The study examined patients with breast cancer who had been treated with radiation therapy and demonstrated that a radiosensitivity molecular signature could predict clinical outcomes exclusively in patients treated with radiation therapy. The radiosensitivity molecular signature, used by the research team, has previously been tested and validated for rectal, oesophageal, and head and neck cancers. The technology, which identifies radiosensitivity and radioresistance, opens the door to biologically guided radiation therapy and offers the potential for better outcomes.
A radiosensitivity molecular signature was developed by using a systems-biology strategy
Developing a radiosensitivity predictive assay has been a goal of radiation biology for decades, according to Dr Javier Torres-Roca, member of the Experimental Therapeutics programme at Moffitt. This effort supports the emphasis on personalised medicine, where the goal is to use molecular signatures to guide therapeutic decisions.
Approximately 60% of all cancer patients receive radiation therapy during their treatment. Yet until now, no molecular diagnostic or biomarker of radiosensitivity had been developed to predict its benefit.
The radiosensitivity molecular signature was developed based on gene expression for 10 specific genes and a linear regression algorithm. It was developed in 48 cancer cell lines using a systems-biology strategy focused on identifying biomarkers for cellular radiosensitivity. This study validated radiosensitivity molecular signature benefit when researchers found that radiosensitive breast cancer patients had an improved five-year, relapse-free survival when compared to radioresistant patients.
The most extensively validated molecular signature in radiation oncology
The study validated radiosensitivity molecular signature in 503 patients in two independent data sets. The researchers have validated radiosensitivity molecular signature in five independent cohorts in total 621 patients, so this latest validation study makes this technology the most extensively validated molecular signature in radiation oncology.
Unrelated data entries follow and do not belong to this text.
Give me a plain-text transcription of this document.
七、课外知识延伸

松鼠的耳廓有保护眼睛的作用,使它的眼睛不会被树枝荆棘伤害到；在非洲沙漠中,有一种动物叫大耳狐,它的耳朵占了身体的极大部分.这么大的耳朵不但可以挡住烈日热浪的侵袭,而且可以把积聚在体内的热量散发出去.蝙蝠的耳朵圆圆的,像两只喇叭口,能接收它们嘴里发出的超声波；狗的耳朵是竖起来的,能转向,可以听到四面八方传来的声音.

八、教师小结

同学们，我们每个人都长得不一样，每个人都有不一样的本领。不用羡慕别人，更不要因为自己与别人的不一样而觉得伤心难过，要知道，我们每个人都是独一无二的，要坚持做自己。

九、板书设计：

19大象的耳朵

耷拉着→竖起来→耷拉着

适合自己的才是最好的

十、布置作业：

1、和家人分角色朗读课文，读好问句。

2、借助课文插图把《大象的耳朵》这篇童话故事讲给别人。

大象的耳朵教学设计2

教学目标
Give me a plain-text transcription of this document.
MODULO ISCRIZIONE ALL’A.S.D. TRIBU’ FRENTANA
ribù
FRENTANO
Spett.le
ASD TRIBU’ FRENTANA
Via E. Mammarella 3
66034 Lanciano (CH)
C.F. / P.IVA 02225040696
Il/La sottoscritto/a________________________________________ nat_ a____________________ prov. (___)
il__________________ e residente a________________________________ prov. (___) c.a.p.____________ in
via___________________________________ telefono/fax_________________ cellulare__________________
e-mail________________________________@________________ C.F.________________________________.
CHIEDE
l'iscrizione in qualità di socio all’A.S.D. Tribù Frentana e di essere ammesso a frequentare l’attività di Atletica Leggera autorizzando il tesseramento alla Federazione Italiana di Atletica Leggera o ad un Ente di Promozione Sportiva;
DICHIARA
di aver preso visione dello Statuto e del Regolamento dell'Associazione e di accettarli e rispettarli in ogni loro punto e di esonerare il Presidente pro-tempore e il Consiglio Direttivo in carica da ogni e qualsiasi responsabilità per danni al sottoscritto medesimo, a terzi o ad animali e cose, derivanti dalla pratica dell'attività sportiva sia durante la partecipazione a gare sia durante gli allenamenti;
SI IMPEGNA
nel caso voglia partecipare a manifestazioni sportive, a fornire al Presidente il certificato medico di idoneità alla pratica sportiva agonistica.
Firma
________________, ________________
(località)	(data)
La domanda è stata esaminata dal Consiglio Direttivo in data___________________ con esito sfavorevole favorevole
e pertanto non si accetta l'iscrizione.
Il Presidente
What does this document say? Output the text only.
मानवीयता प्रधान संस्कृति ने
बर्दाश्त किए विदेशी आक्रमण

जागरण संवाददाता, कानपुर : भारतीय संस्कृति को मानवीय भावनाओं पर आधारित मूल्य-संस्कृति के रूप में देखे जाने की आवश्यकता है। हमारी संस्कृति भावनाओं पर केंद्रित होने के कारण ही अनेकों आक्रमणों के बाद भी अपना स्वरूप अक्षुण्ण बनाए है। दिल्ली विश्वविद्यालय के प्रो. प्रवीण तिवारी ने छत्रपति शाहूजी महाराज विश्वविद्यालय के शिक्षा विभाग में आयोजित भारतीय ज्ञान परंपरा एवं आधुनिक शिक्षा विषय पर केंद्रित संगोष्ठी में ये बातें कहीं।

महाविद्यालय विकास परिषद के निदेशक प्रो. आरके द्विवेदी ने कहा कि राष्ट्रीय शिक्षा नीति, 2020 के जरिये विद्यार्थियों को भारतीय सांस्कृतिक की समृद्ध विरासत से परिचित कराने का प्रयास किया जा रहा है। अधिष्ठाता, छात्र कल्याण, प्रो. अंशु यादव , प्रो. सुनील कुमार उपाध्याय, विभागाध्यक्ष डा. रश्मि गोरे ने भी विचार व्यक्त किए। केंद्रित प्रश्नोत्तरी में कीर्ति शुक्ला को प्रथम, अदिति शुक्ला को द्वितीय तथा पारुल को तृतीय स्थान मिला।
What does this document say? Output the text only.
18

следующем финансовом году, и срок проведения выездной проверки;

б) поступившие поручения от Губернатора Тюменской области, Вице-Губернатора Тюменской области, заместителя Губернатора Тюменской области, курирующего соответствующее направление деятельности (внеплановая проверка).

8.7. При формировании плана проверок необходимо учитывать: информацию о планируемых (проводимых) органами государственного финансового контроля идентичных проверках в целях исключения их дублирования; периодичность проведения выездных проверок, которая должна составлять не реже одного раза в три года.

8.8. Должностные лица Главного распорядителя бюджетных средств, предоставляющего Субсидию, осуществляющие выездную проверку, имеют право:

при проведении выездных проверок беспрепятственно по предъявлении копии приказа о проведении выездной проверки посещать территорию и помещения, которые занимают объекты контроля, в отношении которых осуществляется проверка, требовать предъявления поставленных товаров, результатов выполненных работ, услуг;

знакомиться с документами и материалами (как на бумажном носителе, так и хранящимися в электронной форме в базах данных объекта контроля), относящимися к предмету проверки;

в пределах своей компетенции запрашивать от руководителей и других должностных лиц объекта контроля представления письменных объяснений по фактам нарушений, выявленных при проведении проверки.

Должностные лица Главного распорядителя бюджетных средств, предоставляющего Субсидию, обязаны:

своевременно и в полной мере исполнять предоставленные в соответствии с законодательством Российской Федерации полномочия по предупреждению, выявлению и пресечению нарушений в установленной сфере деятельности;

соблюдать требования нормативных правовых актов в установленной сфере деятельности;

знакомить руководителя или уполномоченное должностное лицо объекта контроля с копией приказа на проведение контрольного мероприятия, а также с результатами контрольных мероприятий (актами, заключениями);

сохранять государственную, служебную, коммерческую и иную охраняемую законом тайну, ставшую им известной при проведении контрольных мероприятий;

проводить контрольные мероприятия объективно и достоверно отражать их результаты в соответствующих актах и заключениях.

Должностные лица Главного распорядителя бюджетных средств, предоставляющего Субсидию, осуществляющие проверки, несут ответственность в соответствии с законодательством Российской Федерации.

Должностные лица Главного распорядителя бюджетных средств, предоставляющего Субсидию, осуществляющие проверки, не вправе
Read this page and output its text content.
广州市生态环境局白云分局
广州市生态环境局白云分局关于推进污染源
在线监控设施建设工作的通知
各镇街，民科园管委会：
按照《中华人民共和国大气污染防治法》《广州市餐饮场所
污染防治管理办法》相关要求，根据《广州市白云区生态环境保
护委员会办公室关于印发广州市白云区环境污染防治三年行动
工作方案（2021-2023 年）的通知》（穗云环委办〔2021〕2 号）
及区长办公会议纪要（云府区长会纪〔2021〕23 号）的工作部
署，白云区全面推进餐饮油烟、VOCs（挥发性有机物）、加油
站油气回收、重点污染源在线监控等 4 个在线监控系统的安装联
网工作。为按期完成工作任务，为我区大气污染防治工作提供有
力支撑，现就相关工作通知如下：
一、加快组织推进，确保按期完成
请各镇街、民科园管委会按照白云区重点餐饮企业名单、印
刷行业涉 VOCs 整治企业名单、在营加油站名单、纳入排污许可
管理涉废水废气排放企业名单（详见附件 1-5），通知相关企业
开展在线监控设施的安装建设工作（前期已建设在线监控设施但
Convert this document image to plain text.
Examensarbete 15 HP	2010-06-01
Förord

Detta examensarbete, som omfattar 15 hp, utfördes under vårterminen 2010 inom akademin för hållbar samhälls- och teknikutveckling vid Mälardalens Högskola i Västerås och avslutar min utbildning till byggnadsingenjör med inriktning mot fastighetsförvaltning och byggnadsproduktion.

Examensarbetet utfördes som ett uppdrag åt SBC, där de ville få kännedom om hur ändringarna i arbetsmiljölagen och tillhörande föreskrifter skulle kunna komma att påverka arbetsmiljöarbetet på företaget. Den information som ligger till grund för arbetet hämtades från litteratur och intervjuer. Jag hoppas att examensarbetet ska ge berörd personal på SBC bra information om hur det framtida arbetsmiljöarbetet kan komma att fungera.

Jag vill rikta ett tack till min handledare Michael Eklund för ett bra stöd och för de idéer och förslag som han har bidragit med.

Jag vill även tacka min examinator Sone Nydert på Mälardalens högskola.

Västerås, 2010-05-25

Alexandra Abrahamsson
The successful transition from applying the technology to cell lines and to patient application also suggests that the biological basis of cellular radiosensitivity is conserved between cell lines and patients and also across epithelial tumours.
The researchers propose that the radiosensitivity molecular signature is a predictive biomarker of radiation therapy for patients with breast cancer. This novel biomarker provides an opportunity to integrate individual tumour biology with clinical decision-making in radiation oncology.
The research was supported in part by the USA National Cancer Institute, part of the National Institutes of Health, through the grant number R21 CA101355 and R21 CA135620; the National Functional Genomics Center; and the State of Florida Bankhead-Coley Foundation (09BB-22).
The radiosensitivity molecular signature technology is owned by Moffitt and licensed to Cvergenx, Inc., an advanced cancer molecular diagnostics company committed to delivering personalised radiation therapy to cancer patients.